Embora seja importante deixar que meninos cometam erros e aprendam com eles, Howarth diz que os pais também devem incentivar seus meninos a serem mais tolerantes com eles próprios nessas situações.
“As crianças frequentemente sentem o peso das expectativas que outros têm a seu respeito. É essencial elogiá-los pelo que fizeram bem, por menor que a coisa possa parecer.
“Incentive-os a enxergar suas próprias qualidades, a reconhecer suas conquistas, a enxergar o que há de bom neles e reconhecer as qualidades que os tornam singulares.
“A resiliência é ganha quando corremos riscos e aprendemos com o que deu certo e o que não deu tão certo, quando aprendemos com a experiência, não com as coisas que alguém nos manda fazer.”
Os pais precisam ser positivos e encorajadores quando conversam com seus filhos sobre os sentimentos destes.

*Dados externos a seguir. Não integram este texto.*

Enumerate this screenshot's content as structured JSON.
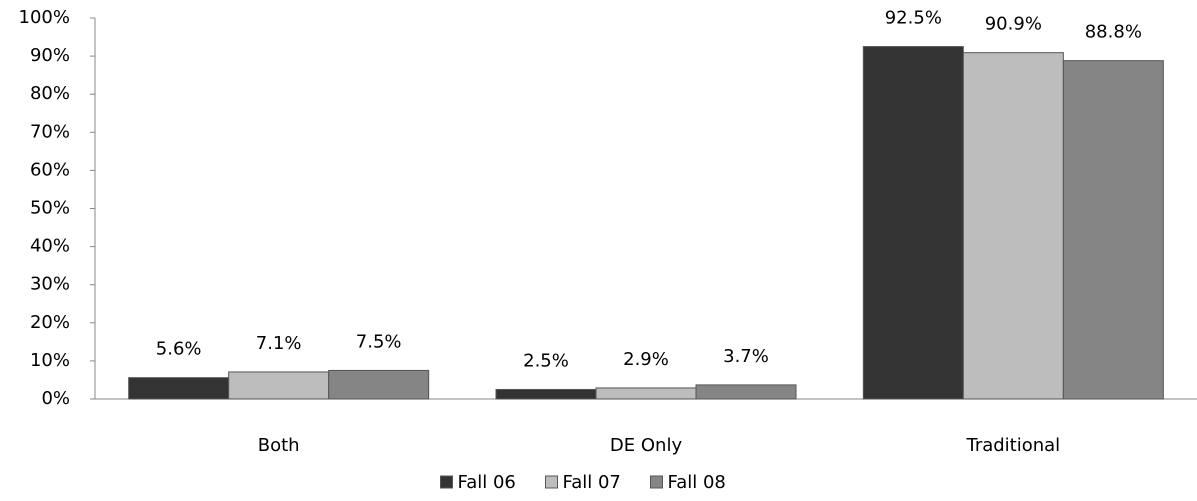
{
  "chart_data": {
    "type": "bar",
    "categories": [
      "Both",
      "DE Only",
      "Traditional"
    ],
    "series": [
      {
        "name": "Fall 06",
        "color": "#333333",
        "values": [
          5.6,
          2.5,
          92.5
        ],
        "value_labels": [
          "5.6%",
          "2.5%",
          "92.5%"
        ]
      },
      {
        "name": "Fall 07",
        "color": "#bdbdbd",
        "values": [
          7.1,
          2.9,
          90.9
        ],
        "value_labels": [
          "7.1%",
          "2.9%",
          "90.9%"
        ]
      },
      {
        "name": "Fall 08",
        "color": "#858585",
        "values": [
          7.5,
          3.7,
          88.8
        ],
        "value_labels": [
          "7.5%",
          "3.7%",
          "88.8%"
        ]
      }
    ],
    "ylim": [
      0,
      100
    ],
    "yticks": [
      {
        "value": 0,
        "label": "0%"
      },
      {
        "value": 10,
        "label": "10%"
      },
      {
        "value": 20,
        "label": "20%"
      },
      {
        "value": 30,
        "label": "30%"
      },
      {
        "value": 40,
        "label": "40%"
      },
      {
        "value": 50,
        "label": "50%"
      },
      {
        "value": 60,
        "label": "60%"
      },
      {
        "value": 70,
        "label": "70%"
      },
      {
        "value": 80,
        "label": "80%"
      },
      {
        "value": 90,
        "label": "90%"
      },
      {
        "value": 100,
        "label": "100%"
      }
    ],
    "legend": "bottom"
  }
}
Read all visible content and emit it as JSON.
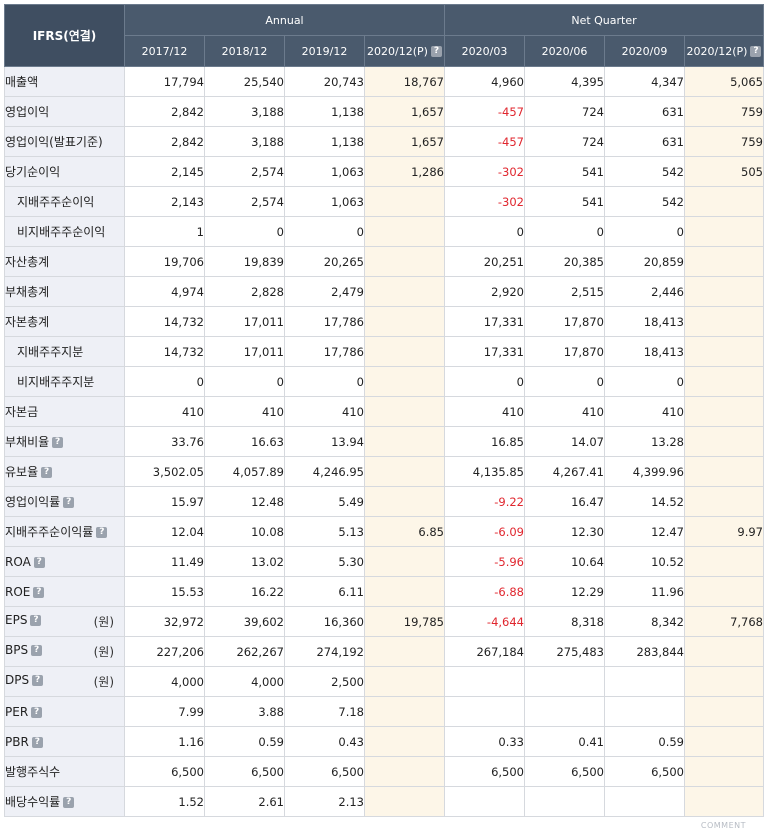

Às vezes só é preciso mostrar a eles que vocês estão ali.
“Sejam sinceros em relação a seus próprios sentimentos, também”, recomenda Hardy.
“E simplesmente converse com seu filho. Mesmo crianças muito pequenas podem entender sobre sentimentos e comportamento, se você lhe der a oportunidade de falar sobre isso.”
Os pais podem ajudar seus filhos a encontrar maneiras próprias de se descontrair, desde muito pequenos, quer seja diante da TV ou correndo no quintal.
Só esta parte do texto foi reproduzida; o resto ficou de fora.